Nosso evangelho está dividido em duas partes. A primeira parte (versículos 1-14) apresenta uma parábola sobre a missão da comunidade. Começando por apresentar os discípulos, que são sete. Número simbólico que representa a totalidade da Igreja, empenhada na missão e aberta a todas as nações e a todos os povos. Os discípulos estão pescando, uma imagem que os evangelhos sinópticos usam para falar da missão que Jesus confiou aos seus discípulos (veja Mc 1,17; Mt 4,19; Lc 5,10). Pedro, parece, presidir à missão: é ele que toma a iniciativa; os outros seguem-no incondicionalmente. A pesca é feita durante a noite. A noite é o tempo das trevas, da escuridão: significa a ausência de Jesus. O resultado da ação dos discípulos (de noite e sem Jesus) é um fracasso rotundo (“sem Mim, nada podeis fazer” – Jo 15,5). A chegada luz da manhã coincide com a presença de Jesus (“Eu sou a luz do mundo”). Jesus não está com eles no barco, agora a missão de Jesus é realizada por meio dos discípulos. Os discípulos cansados pelo trabalho estéril da noite, nem reconhecem a presença de Jesus. O grupo continua desorientado e decepcionado pelo fracasso, ressaltado pela pergunta de Jesus (“tendes alguma coisa de comer?”). Mas Jesus dá- lhes instruções e as redes voltam a encher-se de peixes. Fica claro, que o êxito da missão não se deve tanto ao esforço humano, mas sim à presença viva e à Palavra do Senhor ressuscitado. O surpreendente resultado da pesca faz com que um discípulo o reconheça, o discípulo amado, aquele que está em sintonia com Jesus e, assim, é capaz de perceber sua presença. Os pães com que Jesus acolhe os discípulos em terra são um sinal do amor, do serviço, da solicitude de Jesus pela sua comunidade em missão no mundo: uma alusão à Eucaristia, é por esta que a comunidade em missão é alimentada. O número dos peixes apanhados na rede (153) é de difícil explicação. É um número triangular, que resulta da soma dos números um a dezessete. O número dezessete não é um número bíblico... Mas o dez e o sete são: ambos simbolizam a plenitude e a universalidade. Outra explicação é dada por São Jerônimo. Segundo ele, os naturalistas antigos distinguiam 153 espécies de peixes: assim, o número faria alusão à totalidade da humanidade, reunida na mesma Igreja. Em qualquer caso, significa totalidade e universalidade.

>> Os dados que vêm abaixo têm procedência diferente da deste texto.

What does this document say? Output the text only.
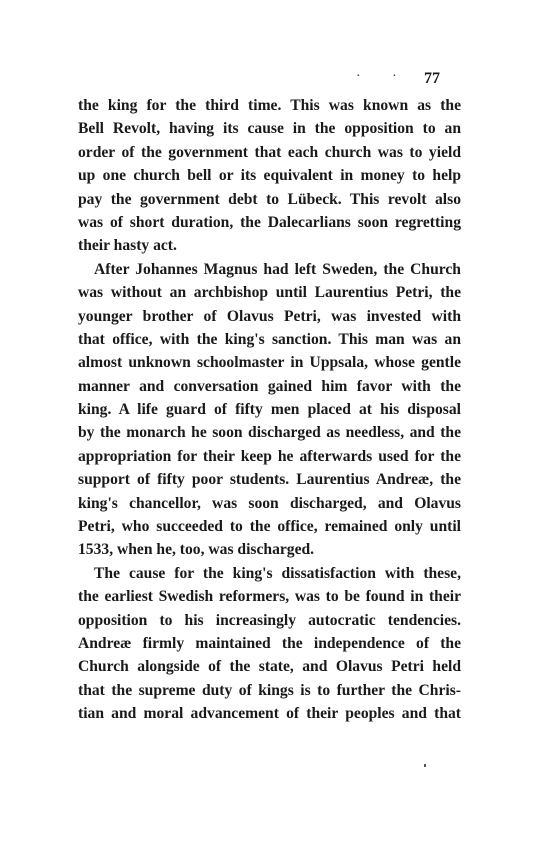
· · 77
the king for the third time. This was known as the
Bell Revolt, having its cause in the opposition to an
order of the government that each church was to yield
up one church bell or its equivalent in money to help
pay the government debt to Lübeck. This revolt also
was of short duration, the Dalecarlians soon regretting
their hasty act.
After Johannes Magnus had left Sweden, the Church
was without an archbishop until Laurentius Petri, the
younger brother of Olavus Petri, was invested with
that office, with the king's sanction. This man was an
almost unknown schoolmaster in Uppsala, whose gentle
manner and conversation gained him favor with the
king. A life guard of fifty men placed at his disposal
by the monarch he soon discharged as needless, and the
appropriation for their keep he afterwards used for the
support of fifty poor students. Laurentius Andreæ, the
king's chancellor, was soon discharged, and Olavus
Petri, who succeeded to the office, remained only until
1533, when he, too, was discharged.
The cause for the king's dissatisfaction with these,
the earliest Swedish reformers, was to be found in their
opposition to his increasingly autocratic tendencies.
Andreæ firmly maintained the independence of the
Church alongside of the state, and Olavus Petri held
that the supreme duty of kings is to further the Chris-
tian and moral advancement of their peoples and that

Na segunda parte do texto (versículos 15-19), Pedro confessa por três vezes o seu amor a Jesus (o mesmo discípulo negara Jesus por três vezes). Pedro foi, também, o discípulo que, na última ceia, recusou que Jesus lhe lavasse os pés porque, para ele, o Messias devia ser um rei poderoso e não um rei de serviço. Nessa ocasião, ao raciocinar em termos de superioridade e de autoridade, Pedro mostrou que ainda não entendera que a lei suprema da comunidade de Jesus é o amor total, o amor que se faz serviço e que vai até à entrega da vida. Jesus disse claramente a Pedro que quem tem uma mentalidade de domínio e de autoridade não tem lugar na comunidade cristã (veja Jo 13,6-9). A tríplice confissão de amor pedida a Pedro por Jesus corresponde, portanto, a um convite a que ele mude definitivamente a mentalidade. Pedro é convidado a entender que, na comunidade de Jesus, o valor fundamental é o amor; não existe verdadeira adesão a Jesus, se não se estiver disposto a seguir esse caminho de amor e de entrega da vida que Jesus percorreu. Só assim Pedro poderá “seguir” Jesus (cf. Jo 21,19). Ao mesmo tempo, Jesus confia a Pedro a missão de presidir à comunidade e de a animar; mas convida-o também a descobrir onde é que reside, na comunidade cristã, a verdadeira fonte da autoridade: só quem ama muito e aceita a lógica do serviço e da doação da vida poderá presidir à comunidade de Jesus.

2. MEDITATIO – meditação
+ Considere grande misericórdia de Jesus para com Pedro. Apesar de Pedro o ter negado, Jesus deu-lhe a oportunidade de se redimir e cumprir o seu chamado para liderar a igreja primitiva.
+ Compare resposta de Pedro nesta ocasião com a resposta em Lucas 5:4-8, quando aconteceu uma outra notável captura de peixes. O que mudou?

3. ORATIO – oração
Imagine Jesus está lhe perguntando: “você me ama?” Responda-lhe sem medos.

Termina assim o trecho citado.